Una pequeña sonrisa tiró de mis labios mientras me apartaba, encontrando su mirada.
—Libre, sí.
Pero todavía tengo cosas que resolver y personas a las que hacer rendir cuentas.
Me estudió, su expresión pensativa.
—Sabía que ese fuego en ti regresaría.
—Asintió, casi como aprobando mi determinación—.
Solo quiero que sepas que estoy aquí, para lo que necesites.
Mi sonrisa se ensanchó.
—De hecho, tío, sí necesito tu ayuda.
Quiero asegurarme de que Max y Sara paguen por todo lo que han hecho.
Piensan que pueden pisotearme sin consecuencias.
Es hora de demostrarles que están equivocados.
Un destello de comprensión brilló en sus ojos, y asintió lentamente.
—Te apoyaré, Eva.
Han tenido demasiadas oportunidades para tratarte bien.
Si quieren batalla, se la daremos.
Puso una mano en mi hombro, un peso reconfortante que me dio estabilidad.
—Pero ten cuidado, Eva.
La venganza es un camino que puede consumirte si lo permites.
Lo miré, mi voz inquebrantable.
—No dejaré que me consuma.
Pero tampoco dejaré que ellos ganen.
Me quitaron todo: mi dignidad, mi paz, mi felicidad.
Ahora, estoy retomando el control.
Y si piensan que pueden interponerse en mi camino, lo van a lamentar.
Josh asintió, su rostro lleno de respeto silencioso.
—Tienes todo mi apoyo.
Lo que necesites, lo manejaremos juntos.
Me enderecé, mi determinación fortaleciéndose.
Este era el comienzo de mi viaje para recuperar lo que me habían robado.
Max y Sara pensaban que era débil, que podían destruirme sin enfrentar consecuencias.

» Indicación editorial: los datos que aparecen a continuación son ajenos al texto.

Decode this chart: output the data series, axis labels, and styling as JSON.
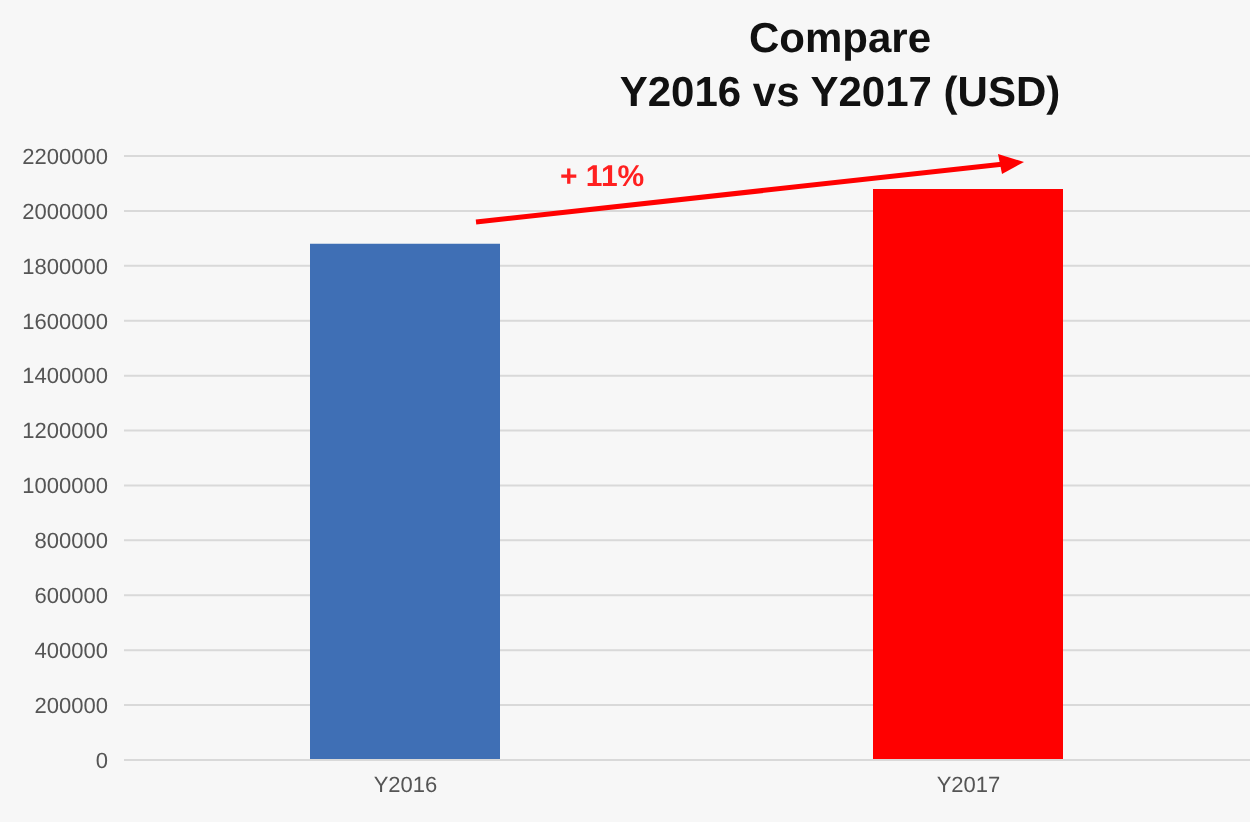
{
  "chart_data": {
    "type": "bar",
    "title": "Compare\nY2016 vs Y2017 (USD)",
    "categories": [
      "Y2016",
      "Y2017"
    ],
    "values": [
      1880000,
      2080000
    ],
    "colors": [
      "#3f6fb5",
      "#ff0000"
    ],
    "ylim": [
      0,
      2200000
    ],
    "yticks": [
      0,
      200000,
      400000,
      600000,
      800000,
      1000000,
      1200000,
      1400000,
      1600000,
      1800000,
      2000000,
      2200000
    ],
    "grid": "y",
    "legend": false,
    "annotations": [
      "+ 11%"
    ]
  }
}
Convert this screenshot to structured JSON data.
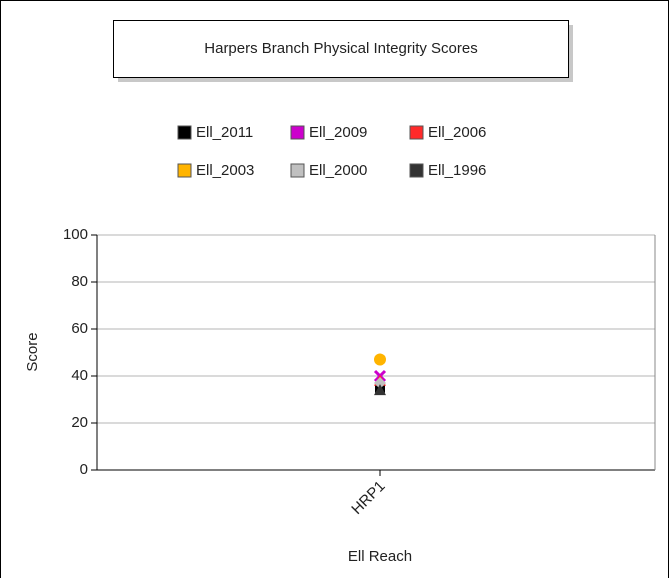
{
  "chart_data": {
    "type": "scatter",
    "title": "Harpers Branch Physical Integrity Scores",
    "x_label": "Ell Reach",
    "y_label": "Score",
    "categories": [
      "HRP1"
    ],
    "series": [
      {
        "name": "Ell_2011",
        "color": "#000000",
        "marker": "square",
        "values": [
          35
        ]
      },
      {
        "name": "Ell_2009",
        "color": "#cc00cc",
        "marker": "x",
        "values": [
          40
        ]
      },
      {
        "name": "Ell_2006",
        "color": "#ff2a2a",
        "marker": "triangle",
        "values": [
          38
        ]
      },
      {
        "name": "Ell_2003",
        "color": "#ffb400",
        "marker": "circle",
        "values": [
          47
        ]
      },
      {
        "name": "Ell_2000",
        "color": "#c0c0c0",
        "marker": "diamond",
        "values": [
          37
        ]
      },
      {
        "name": "Ell_1996",
        "color": "#333333",
        "marker": "triangle",
        "values": [
          34
        ]
      }
    ],
    "ylim": [
      0,
      100
    ],
    "yticks": [
      0,
      20,
      40,
      60,
      80,
      100
    ],
    "grid": true
  }
}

Pero me había levantado de las cenizas donde intentaron enterrarme, más fuerte y resiliente que nunca.
Con el Tío Josh a mi lado, me aseguraría de que Max y Sara probaran la misma amargura que me habían forzado a tragar.
Esto no se trataba solo de venganza.
Se trataba de justicia, de recuperar el poder y el respeto que me habían arrebatado.
Me habían subestimado por última vez.